Second, there is no reason on earth why effective and robust digitisation should not play a more significant part in the process of land registration. Afterall, the HM Lands Registry in England safeguards land and property ownership valued at £8 trillion, enabling over £1 trillion worth of personal and commercial lending to be secured against property across England and Wales. The Land Register contains more than 26 million titles showing evidence of ownership for more than 88% of the land mass of England and Wales.

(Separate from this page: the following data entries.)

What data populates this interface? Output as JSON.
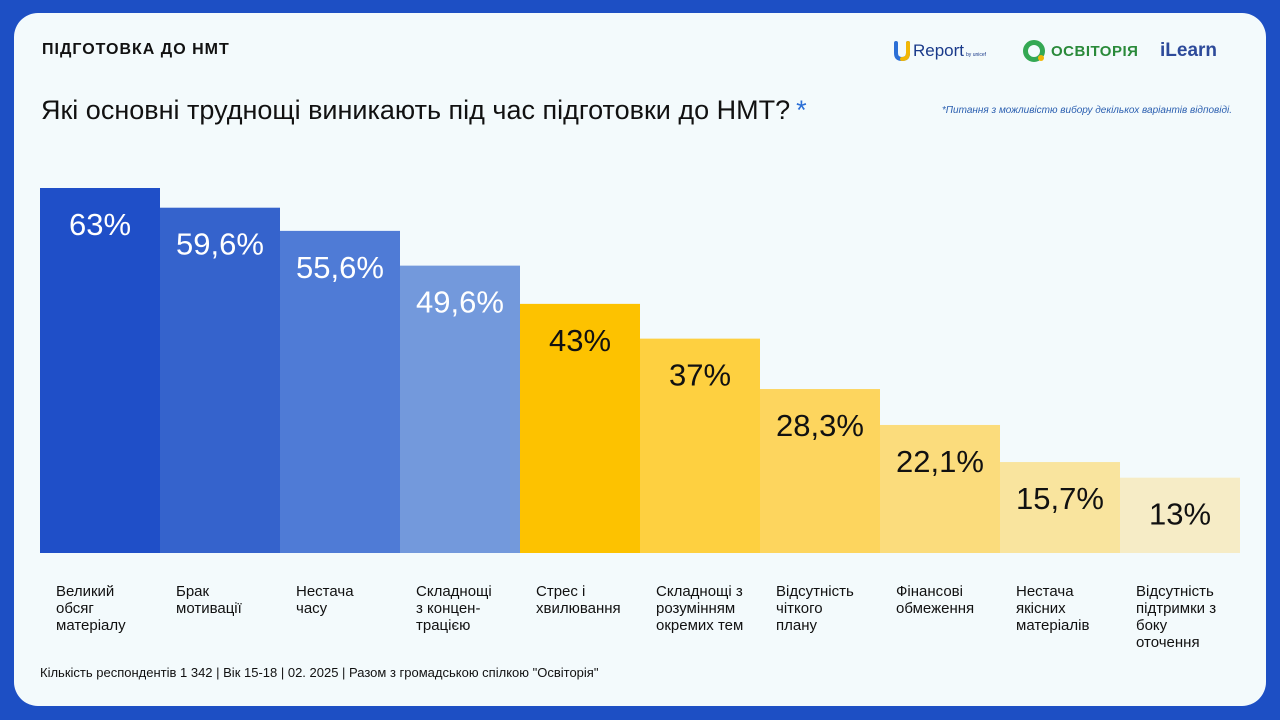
{
  "header": {
    "label": "ПІДГОТОВКА ДО НМТ"
  },
  "logos": {
    "ureport": {
      "main": "Report",
      "sub": "by unicef"
    },
    "osvitoria": "ОСВІТОРІЯ",
    "ilearn": "iLearn"
  },
  "title": {
    "text": "Які основні труднощі виникають під час підготовки до НМТ?",
    "asterisk": "*"
  },
  "note": "*Питання з можливістю вибору декількох варіантів відповіді.",
  "footer": "Кількість респондентів 1 342 | Вік 15-18 | 02. 2025 | Разом з громадською спілкою \"Освіторія\"",
  "chart_data": {
    "type": "bar",
    "title": "Які основні труднощі виникають під час підготовки до НМТ?",
    "xlabel": "",
    "ylabel": "",
    "ylim": [
      0,
      70
    ],
    "unit": "%",
    "grid": false,
    "categories": [
      "Великий обсяг матеріалу",
      "Брак мотивації",
      "Нестача часу",
      "Складнощі з концен-трацією",
      "Стрес і хвилювання",
      "Складнощі з розумінням окремих тем",
      "Відсутність чіткого плану",
      "Фінансові обмеження",
      "Нестача якісних матеріалів",
      "Відсутність підтримки з боку оточення"
    ],
    "category_lines": [
      [
        "Великий",
        "обсяг",
        "матеріалу"
      ],
      [
        "Брак",
        "мотивації"
      ],
      [
        "Нестача",
        "часу"
      ],
      [
        "Складнощі",
        "з концен-",
        "трацією"
      ],
      [
        "Стрес і",
        "хвилювання"
      ],
      [
        "Складнощі з",
        "розумінням",
        "окремих тем"
      ],
      [
        "Відсутність",
        "чіткого",
        "плану"
      ],
      [
        "Фінансові",
        "обмеження"
      ],
      [
        "Нестача",
        "якісних",
        "матеріалів"
      ],
      [
        "Відсутність",
        "підтримки з",
        "боку",
        "оточення"
      ]
    ],
    "values": [
      63,
      59.6,
      55.6,
      49.6,
      43,
      37,
      28.3,
      22.1,
      15.7,
      13
    ],
    "labels": [
      "63%",
      "59,6%",
      "55,6%",
      "49,6%",
      "43%",
      "37%",
      "28,3%",
      "22,1%",
      "15,7%",
      "13%"
    ],
    "colors": [
      "#1f4fc8",
      "#3563cc",
      "#4f7bd6",
      "#7399dc",
      "#fdc200",
      "#fed040",
      "#fdd55e",
      "#fbdc7c",
      "#f9e49e",
      "#f6ecc6"
    ],
    "label_colors": [
      "#ffffff",
      "#ffffff",
      "#ffffff",
      "#ffffff",
      "#111111",
      "#111111",
      "#111111",
      "#111111",
      "#111111",
      "#111111"
    ]
  }
}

Third, digitisation will remove the obfuscation and choking layers of bureaucratic bottlenecks which fuels corruption and opacity within the process of obtaining Governor’s consent thereby freeing up human resources for more productive frontline activities in crime prevention and detection, healthcare transformation, enhanced educational outcomes, digital inclusion and infrastructure development.

Fourth, reform through automation, will enhance the efficiency and tracking of legitimate fiscal income due to the States using a “one-stop-shop” user interface model that is accessible to the State and taxpayers/land user. Fifth, juxtaposing intelligent reform, innovation and digital enhancement of land use, will further enhance each State’s capacity to maximise its unique internally generated revenue objectives thereby reducing the necessity to go cap in hand to the federal government for financial bail outs and handouts – which are not sustainable in the long term given the country’s disproportionately high debt burdens: N44.06 trillion as at q3 2022.

To conclude, the powers conferred upon the Governor regarding land use and consent – across the 36 States of the Federation and the Federal Capital Territory – are disproportionately high and ought to be streamlined. The economic logic therein is faultless too. Because if the land use regime in the richest G7 Countries (USA, UK, Canada, Japan, Italy, France and Germany) is adaptable, fit for purpose, commensurate with the evolving dynamics of demographic and socio-economic change, and used to catalyse growth and productivity why can’t Nigeria take a cue from that? For example, the onerous restrictions and stifling red-tape around private land ownership in Nigeria are absent in the USA where land assets are frequently utilised to access capital and catalyse growth.

Patently therefore, the recommendations are: (1) to reform a mechanistic land use model which is unfit for purpose; (2) to engage federal and state legislators, law reform commissioners, erudite scholars and practitioners traversing relevant professions; and (3) for political leaders to engage with, and prioritize this issue, within the first 100 days of being sworn in post the imminent 2023 elections. Action, not inaction, is what is required to unleash the potential of Nigeria’s landed assets to help catalyse economic growth.

Ojumu is Principal Partner at Balliol Myers LP, a firm of legal practitioners in Lagos, Nigeria.